¿Seré yo el hundido de mi generación, 
el que no mentiría por obtener el oro?

Los nadaístas siguen muriendo como si nada, como si fueran mortales, o, más bien: los nadaístas siguen muriendo como si nada, con lo que demostraron que eran mortales, que sus vidas se arrastraban por el suelo impuro de este mundo, que su peso no era leve (ni angélico, ni diabólico), que su carne era espesa, como sus huesos y como esos versos punzocortantes con los que destazaban venerables vacas sagradas en los predios yermos del arte y la política del medio siglo pasado, pero esos mismos predios fueron luego el refugio a donde llegaron ellos mismos a pastar poesías empolvadas y a explayar sus delirios egocéntricos. 
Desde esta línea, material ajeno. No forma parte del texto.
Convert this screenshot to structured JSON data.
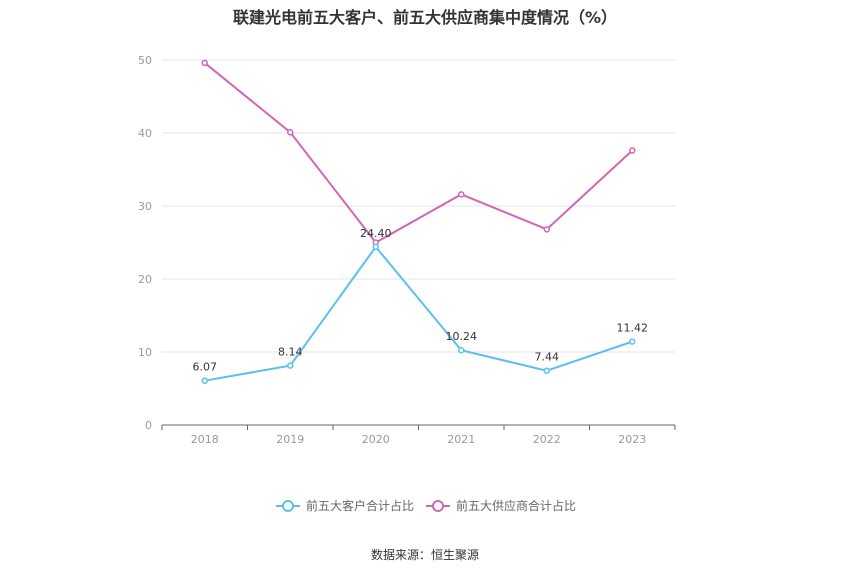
{
  "chart_data": {
    "type": "line",
    "title": "联建光电前五大客户、前五大供应商集中度情况（%）",
    "categories": [
      "2018",
      "2019",
      "2020",
      "2021",
      "2022",
      "2023"
    ],
    "series": [
      {
        "name": "前五大客户合计占比",
        "values": [
          6.07,
          8.14,
          24.4,
          10.24,
          7.44,
          11.42
        ],
        "labels": [
          "6.07",
          "8.14",
          "24.40",
          "10.24",
          "7.44",
          "11.42"
        ],
        "color": "#5bc0eb"
      },
      {
        "name": "前五大供应商合计占比",
        "values": [
          49.6,
          40.1,
          25.0,
          31.6,
          26.8,
          37.6
        ],
        "color": "#d265b4"
      }
    ],
    "yticks": [
      0,
      10,
      20,
      30,
      40,
      50
    ],
    "ylim": [
      0,
      50
    ],
    "grid": true,
    "legend": "bottom"
  },
  "source": "数据来源：恒生聚源"
}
Si se hubieran mantenido fieles a sus juramentos sacrílegos, los nadaístas no estarían muriendo como si nada, sino que se estarían muriendo como si todo, o, mejor dicho, se hubieran muerto de humana muerte poeticoheróica, como dariolemos, quien en los cerros que acechan a Medellín se pudrió de poesía y marihuana, echado a su suerte como un dado lanzado por el Gran Tahúr del Universo y por sus compañeros que se quedaron mustios, viéndolo ascender a los cielos satánicos del nadaísmo auténtico, a donde llegó solo y donde ahora, feliz, yace dichosamente exhausto a la siniestra de una pitonisa voluptuosa y a la diestra de una bruja metafísica.

Ah, dariolemos, su vida fue un panfleto al que le huyeron, despavoridos, los antioqueños, sobre todo los más resentidos, los más rezanderos; después de Fernando González, gonzaloarango, y después de gonzalo, dariolemos: 

Mi alma no soporta los lugares. 
El paisaje es bello, 
pero una cortina interna me ciega 
y hace mi piel mil veces más pesada. 
¿Seré yo el hundido de mi generación, 
el que no mentiría por obtener el oro? 
¡Ah! Yo mentiría por el oro
para poder regresar
y ver el paisaje
y quedarme dormido
sobre esos dos cuerpos.
¡Soledad, refréscame!

Pero los nadaístas de hoy se mueren como si nada: simplemente dejan de respirar porque se asfixian en los vapores pegachentos de sus versos postreros, que llenaron de alcanfor para alcanzar, al menos, a ver su eterna finitud de poetas mal avenidos, acosados por los años y la godarria que se les filtró por las costuras del sombrero aguadeño y del alma. Los nadaístas de hoy se mueren en silencio. Despojados de rebeldía, han estado diluyéndose sin decir una palabra. gonzaloarango, en cambio, se murió de golpe y armó un escándalo. Mientras dariolemos lo hizo desgarrándose a versos, gonzaloarango se machacó contra el mundo, para liberarse sin preavisos, sin degradaciones, sin sutilezas y sin grandilocuencias desabridas. 

gonzaloarango se murió de verdad, no pereció, no partió, no nos dejó, no se fue al cielo de los poetas, no se deshizo en un retruécano pueril, no: gonzaloarango se mató por las malas, a lo perro, sin ni siquiera él mismo saberlo y tal vez por no saber que desencarnaba, debe estar en otra dimensión espantando a otros con sus versos nadaístas, evangelizando con la sagrada escritura del no ser para ser, para respirar, para existir, para alcanzar la eternidad mientras se muere de golpe, de totazo, sin esperar la muerte lenta de los años que pasan y pasan y dan tiempo para dejar de ser nadaísta, escondido en un closet pequeñoburgués, avergonzados del verso carnal, del desenfreno de amor y de la mula de Ramón.